Davutoğlu, başbakanlıktan istifasında etkili olan Pelikan grubuyla ilgili de konuştu.
PELİKAN GRUBU
"Pelikan sizden ne istedi?" sorusu yöneltilen Davutoğlu, şu yanıtı verdi:
"Pelikan’ın arkasındakiler ne istedi diye sormanız lazım, çünkü Pelikan bir trol çetesi. Benim trol çetesine teslim olacağımı herhalde kimse düşünmüyordur. Pelikan Dosyası 1 Mayıs 2016’da çıktı. Esas mesele, 29 Nisan 2016’daki MKYK toplantısında bana “Şu konuda aynı düşünmüyoruz, kongreye gidelim” demeden yetkilerimi kısıtlayan imzalar toplandı. Bu şu demek: Sen Başbakan olacaksın ama ülkeyi biz yöneteceğiz.
detay
Davutoğlu'ndan erken seçim çıkışı
Pelikan yapılanması değişimi zorlamak için örgütlenen bir çetedir. Uyguladıkları yöntem FETÖ yöntemidir. Zamanla derinleşti. Bunların çoğunun geçmişine bakarsanız FETÖ unsurlarını görürsünüz. Benim Başbakanlıkta devam edecek olmam FETÖ unsurlarını rahatsız ediyordu.
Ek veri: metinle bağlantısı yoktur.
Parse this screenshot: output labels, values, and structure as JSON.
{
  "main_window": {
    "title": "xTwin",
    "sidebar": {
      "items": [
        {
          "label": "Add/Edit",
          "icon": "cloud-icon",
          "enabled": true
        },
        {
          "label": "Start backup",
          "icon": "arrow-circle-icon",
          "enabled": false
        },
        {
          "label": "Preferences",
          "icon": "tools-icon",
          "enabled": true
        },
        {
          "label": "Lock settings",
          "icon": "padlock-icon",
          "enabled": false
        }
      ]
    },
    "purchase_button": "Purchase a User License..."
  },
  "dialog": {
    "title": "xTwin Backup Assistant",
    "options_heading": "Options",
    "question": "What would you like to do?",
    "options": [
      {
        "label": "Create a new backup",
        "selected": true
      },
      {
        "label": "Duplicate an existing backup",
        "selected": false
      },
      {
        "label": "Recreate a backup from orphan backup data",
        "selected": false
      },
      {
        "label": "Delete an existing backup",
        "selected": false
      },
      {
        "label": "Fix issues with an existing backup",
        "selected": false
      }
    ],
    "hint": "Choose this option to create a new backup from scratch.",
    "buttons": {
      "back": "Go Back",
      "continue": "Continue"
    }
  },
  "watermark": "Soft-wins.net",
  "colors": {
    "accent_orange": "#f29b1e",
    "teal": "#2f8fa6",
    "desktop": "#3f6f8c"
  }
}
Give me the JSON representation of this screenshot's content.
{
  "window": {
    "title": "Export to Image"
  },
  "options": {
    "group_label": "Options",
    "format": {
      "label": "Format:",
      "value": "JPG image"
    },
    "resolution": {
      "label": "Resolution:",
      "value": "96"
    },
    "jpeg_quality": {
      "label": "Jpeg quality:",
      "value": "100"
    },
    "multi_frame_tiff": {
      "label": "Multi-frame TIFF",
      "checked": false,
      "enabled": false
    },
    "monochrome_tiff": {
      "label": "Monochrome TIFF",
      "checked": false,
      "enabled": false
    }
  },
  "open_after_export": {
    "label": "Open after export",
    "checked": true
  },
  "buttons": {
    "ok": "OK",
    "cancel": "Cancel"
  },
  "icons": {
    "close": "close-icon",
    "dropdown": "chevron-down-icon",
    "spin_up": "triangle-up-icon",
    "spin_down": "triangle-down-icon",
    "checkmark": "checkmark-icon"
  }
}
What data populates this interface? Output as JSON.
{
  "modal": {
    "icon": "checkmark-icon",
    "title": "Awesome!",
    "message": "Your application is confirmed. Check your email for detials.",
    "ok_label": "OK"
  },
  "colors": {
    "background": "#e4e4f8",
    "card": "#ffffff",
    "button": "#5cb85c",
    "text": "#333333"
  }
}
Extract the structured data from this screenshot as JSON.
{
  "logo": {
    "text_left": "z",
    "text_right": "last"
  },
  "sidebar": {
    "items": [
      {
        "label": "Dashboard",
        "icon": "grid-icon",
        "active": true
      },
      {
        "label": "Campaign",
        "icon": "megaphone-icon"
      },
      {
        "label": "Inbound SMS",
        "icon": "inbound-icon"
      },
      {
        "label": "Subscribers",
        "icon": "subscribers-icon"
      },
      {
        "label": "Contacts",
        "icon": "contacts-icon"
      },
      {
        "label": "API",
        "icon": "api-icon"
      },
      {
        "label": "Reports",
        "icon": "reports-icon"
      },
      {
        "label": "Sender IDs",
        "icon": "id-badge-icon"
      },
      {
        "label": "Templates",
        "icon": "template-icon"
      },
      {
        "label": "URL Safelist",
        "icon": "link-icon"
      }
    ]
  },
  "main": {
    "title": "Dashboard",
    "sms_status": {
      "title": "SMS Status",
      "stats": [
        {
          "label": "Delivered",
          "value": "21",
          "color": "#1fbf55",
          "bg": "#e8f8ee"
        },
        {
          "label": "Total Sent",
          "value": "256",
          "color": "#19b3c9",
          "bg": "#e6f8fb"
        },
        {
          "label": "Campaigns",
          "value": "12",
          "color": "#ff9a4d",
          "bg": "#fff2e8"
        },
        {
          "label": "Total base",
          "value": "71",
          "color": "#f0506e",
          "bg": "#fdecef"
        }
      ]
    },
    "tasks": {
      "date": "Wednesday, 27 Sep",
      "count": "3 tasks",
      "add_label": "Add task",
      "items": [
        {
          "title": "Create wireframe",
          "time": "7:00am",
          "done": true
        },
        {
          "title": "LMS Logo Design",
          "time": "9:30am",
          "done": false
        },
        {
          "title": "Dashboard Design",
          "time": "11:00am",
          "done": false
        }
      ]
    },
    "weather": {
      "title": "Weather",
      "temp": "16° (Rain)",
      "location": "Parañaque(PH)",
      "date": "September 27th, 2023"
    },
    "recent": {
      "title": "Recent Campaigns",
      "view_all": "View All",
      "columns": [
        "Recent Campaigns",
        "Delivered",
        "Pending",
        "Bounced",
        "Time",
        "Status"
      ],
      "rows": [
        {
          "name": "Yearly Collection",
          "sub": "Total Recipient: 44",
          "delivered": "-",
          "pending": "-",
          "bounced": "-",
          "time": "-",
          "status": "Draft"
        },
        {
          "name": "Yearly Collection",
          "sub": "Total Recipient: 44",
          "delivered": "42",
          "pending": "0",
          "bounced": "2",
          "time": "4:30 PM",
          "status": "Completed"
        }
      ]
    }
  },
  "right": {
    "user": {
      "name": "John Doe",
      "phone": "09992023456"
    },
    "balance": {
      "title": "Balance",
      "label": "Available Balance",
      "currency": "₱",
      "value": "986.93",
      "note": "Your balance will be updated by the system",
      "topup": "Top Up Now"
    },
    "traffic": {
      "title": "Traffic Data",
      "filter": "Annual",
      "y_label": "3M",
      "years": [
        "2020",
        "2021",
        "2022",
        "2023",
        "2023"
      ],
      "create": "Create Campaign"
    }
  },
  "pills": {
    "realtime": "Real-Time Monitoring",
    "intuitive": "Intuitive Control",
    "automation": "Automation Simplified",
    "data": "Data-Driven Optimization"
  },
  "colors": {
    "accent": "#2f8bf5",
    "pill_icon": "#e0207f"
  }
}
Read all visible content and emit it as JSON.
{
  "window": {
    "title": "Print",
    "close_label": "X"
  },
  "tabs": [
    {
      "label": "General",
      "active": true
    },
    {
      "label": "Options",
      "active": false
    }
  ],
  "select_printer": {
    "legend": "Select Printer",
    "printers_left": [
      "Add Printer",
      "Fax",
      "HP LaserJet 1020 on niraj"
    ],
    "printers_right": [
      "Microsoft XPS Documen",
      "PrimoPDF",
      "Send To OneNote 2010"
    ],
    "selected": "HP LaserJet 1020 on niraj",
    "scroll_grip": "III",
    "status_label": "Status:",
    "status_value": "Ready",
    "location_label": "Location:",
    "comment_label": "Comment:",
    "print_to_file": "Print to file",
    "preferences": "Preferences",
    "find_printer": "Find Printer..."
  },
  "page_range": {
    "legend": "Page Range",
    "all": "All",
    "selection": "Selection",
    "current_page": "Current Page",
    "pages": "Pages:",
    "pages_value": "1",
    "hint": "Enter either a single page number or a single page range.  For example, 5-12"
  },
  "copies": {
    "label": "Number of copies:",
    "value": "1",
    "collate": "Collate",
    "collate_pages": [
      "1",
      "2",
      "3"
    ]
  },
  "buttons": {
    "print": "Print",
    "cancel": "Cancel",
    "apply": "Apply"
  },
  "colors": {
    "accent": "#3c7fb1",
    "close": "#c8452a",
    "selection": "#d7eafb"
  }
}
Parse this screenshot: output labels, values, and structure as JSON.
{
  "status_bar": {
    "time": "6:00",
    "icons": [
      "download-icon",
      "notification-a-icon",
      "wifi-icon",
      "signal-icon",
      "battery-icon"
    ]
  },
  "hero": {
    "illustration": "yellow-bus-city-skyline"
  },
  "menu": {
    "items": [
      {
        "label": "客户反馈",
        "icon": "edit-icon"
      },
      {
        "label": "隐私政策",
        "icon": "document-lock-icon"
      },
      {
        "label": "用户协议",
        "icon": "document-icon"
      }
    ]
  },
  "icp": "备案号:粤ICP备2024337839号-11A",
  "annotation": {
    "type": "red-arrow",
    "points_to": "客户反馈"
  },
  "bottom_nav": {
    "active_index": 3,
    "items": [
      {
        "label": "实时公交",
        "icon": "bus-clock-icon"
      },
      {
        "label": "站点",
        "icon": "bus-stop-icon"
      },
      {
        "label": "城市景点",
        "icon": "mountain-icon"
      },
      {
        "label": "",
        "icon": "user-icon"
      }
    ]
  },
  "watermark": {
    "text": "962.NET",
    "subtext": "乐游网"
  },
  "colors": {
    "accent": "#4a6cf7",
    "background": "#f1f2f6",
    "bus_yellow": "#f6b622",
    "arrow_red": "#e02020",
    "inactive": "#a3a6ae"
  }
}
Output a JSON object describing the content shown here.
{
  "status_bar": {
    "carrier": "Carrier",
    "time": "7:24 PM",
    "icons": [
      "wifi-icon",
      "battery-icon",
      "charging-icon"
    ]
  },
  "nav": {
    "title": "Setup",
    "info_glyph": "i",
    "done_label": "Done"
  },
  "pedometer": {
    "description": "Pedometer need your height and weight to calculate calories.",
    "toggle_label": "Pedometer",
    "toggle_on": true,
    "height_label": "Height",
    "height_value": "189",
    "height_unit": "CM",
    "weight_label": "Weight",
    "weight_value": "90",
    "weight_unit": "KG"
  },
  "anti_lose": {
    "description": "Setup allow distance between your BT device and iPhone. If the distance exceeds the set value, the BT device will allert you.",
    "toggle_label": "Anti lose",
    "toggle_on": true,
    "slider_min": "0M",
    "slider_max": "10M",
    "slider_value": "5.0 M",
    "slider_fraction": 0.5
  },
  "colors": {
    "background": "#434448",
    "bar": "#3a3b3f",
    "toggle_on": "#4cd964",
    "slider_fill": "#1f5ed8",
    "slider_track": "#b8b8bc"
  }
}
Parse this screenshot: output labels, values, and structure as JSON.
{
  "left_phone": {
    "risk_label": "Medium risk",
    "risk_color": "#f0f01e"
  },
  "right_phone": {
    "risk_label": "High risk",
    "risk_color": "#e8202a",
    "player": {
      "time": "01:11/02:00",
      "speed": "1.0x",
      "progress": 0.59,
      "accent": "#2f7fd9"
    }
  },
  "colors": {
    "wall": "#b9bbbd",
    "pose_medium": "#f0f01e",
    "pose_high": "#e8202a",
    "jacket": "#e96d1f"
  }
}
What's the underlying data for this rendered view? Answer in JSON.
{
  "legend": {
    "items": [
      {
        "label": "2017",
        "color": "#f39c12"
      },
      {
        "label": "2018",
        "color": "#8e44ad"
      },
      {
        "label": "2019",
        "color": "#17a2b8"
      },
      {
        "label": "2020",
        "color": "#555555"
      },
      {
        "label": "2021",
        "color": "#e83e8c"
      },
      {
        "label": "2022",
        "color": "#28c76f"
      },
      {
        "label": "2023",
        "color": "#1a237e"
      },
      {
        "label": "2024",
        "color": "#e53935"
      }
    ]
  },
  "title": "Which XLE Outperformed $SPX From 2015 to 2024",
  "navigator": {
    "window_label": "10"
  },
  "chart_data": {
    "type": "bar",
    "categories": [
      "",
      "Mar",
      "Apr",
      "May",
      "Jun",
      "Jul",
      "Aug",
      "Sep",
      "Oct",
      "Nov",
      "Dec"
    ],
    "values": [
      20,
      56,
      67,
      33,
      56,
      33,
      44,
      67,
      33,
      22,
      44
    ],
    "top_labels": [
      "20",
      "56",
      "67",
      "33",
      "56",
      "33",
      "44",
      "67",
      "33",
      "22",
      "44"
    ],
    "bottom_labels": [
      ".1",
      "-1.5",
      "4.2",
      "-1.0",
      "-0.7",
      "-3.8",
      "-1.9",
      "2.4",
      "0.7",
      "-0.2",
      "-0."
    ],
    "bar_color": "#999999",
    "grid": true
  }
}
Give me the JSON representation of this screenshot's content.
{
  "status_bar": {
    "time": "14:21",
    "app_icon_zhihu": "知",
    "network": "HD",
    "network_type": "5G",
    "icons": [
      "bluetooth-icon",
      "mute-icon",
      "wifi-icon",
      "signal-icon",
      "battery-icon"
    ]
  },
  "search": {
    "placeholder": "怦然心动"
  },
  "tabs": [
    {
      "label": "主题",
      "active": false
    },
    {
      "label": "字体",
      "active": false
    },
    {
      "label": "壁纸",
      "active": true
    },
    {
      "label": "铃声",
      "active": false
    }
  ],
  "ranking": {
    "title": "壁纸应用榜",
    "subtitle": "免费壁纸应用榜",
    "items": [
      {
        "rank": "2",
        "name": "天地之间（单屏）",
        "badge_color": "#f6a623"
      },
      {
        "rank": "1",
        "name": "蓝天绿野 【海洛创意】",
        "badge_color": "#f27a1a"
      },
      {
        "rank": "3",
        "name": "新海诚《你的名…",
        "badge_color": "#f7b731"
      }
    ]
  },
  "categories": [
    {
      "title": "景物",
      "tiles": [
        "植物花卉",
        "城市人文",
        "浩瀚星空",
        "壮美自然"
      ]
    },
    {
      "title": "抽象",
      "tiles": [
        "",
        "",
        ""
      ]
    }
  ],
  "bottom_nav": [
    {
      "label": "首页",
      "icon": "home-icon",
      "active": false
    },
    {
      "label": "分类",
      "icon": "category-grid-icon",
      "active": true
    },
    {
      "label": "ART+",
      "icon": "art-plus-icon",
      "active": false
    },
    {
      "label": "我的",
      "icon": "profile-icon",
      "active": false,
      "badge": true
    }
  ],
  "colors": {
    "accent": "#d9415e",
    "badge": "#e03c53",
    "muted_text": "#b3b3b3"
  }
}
Türkiye’yi istikrarsızlaştırmak isteyenler bir taraftan, AK Parti’nin doğasını bozmak ve tek bir kişinin partisi haline dönüştürmek isteyenler diğer taraftan harekete geçti. Getirmek istediğin şeffaflık yasası, imar yasası, siyasi etik yasası gibi yasalardan rahatsız olanlar da vardı. Tüm bu iklim içinde Pelikan Dosyası denilen pespaye, rezil bir şey çıkardılar. Ama o zaman Pelikan ile anılmak birilerince onur gibi görülüyordu, çünkü onlara ‘Başbakan deviren Pelikancılar’ gözüyle bakılıyordu. Şimdi ise Türkiye’deki bütün yolsuzluğun, adaletsizliğin, baskının adresi olarak görülüyor. Bu da ilahi adaletin ve tarihin intikamıdır. Pelikan bana karşı birçok suçlama yaptı. Dört yıldır buradayım, niye kimse o iddialarla ilgili bir hukuki işlem yapmadı. Çünkü doğru değil. O Pelikan Dosyası üzerinden partide bana karşı işbirliği yapanların hepsi şu anda birbiri hakkında benzer trol çetelerini kullanır hale geldiler. O zaman arkadaşları uyarmıştım."
"MESELA HAKAN ŞÜKÜR"
Davutoğlu, "Yıllardır ‘FETÖ’nün siyasi ayağı’ konusunda herkes birbirini suçluyor. Size sorsam?" sorusuna ise şöyle cevap verdi:
"Siyasi ayak araştırılacaksa ta 70’li yıllara kadar gitmek gerekir. İlk defa size söyleyeceğim. Siyasi ayak şudur: FETÖ yapısı içinde biri vardır. Ve siyasete birini gönderir, “Oraya git, benim adıma orayı ele geçir” der. Bu organize bir siyasi ayaktır. İkincisi ise FETÖ ya da başka yapıların; gidin şu siyasilerle ilişki kurun, siyasete etki yapın denilerek ilişki kurmaktır. Birincisi açık ve net olarak suçtur. İkincisi ise suç ortaya çıktıktan sonra devam ediyorsa suçtur.
FETÖ ile organik bağı olduğu istihbari ya da hukuki olarak tescil edilmiş siyasetçiler FETÖ’nün siyasi ayaklarıdır. Bazıları özellikle bu ayakları sürdürdüler. Mesela Hakan Şükür, milletvekiliydi. Şimdi bunlar siyasi ayaktı. Başka milletvekilleri de vardı. Görevli olarak gelmişlerdi. Diğerleri suç unsuru çıktıktan, 17-25 Aralık’tan sonra hâlâ bu ilişkiyi sürdürmüşse siyasi ayak niteliği taşırlar."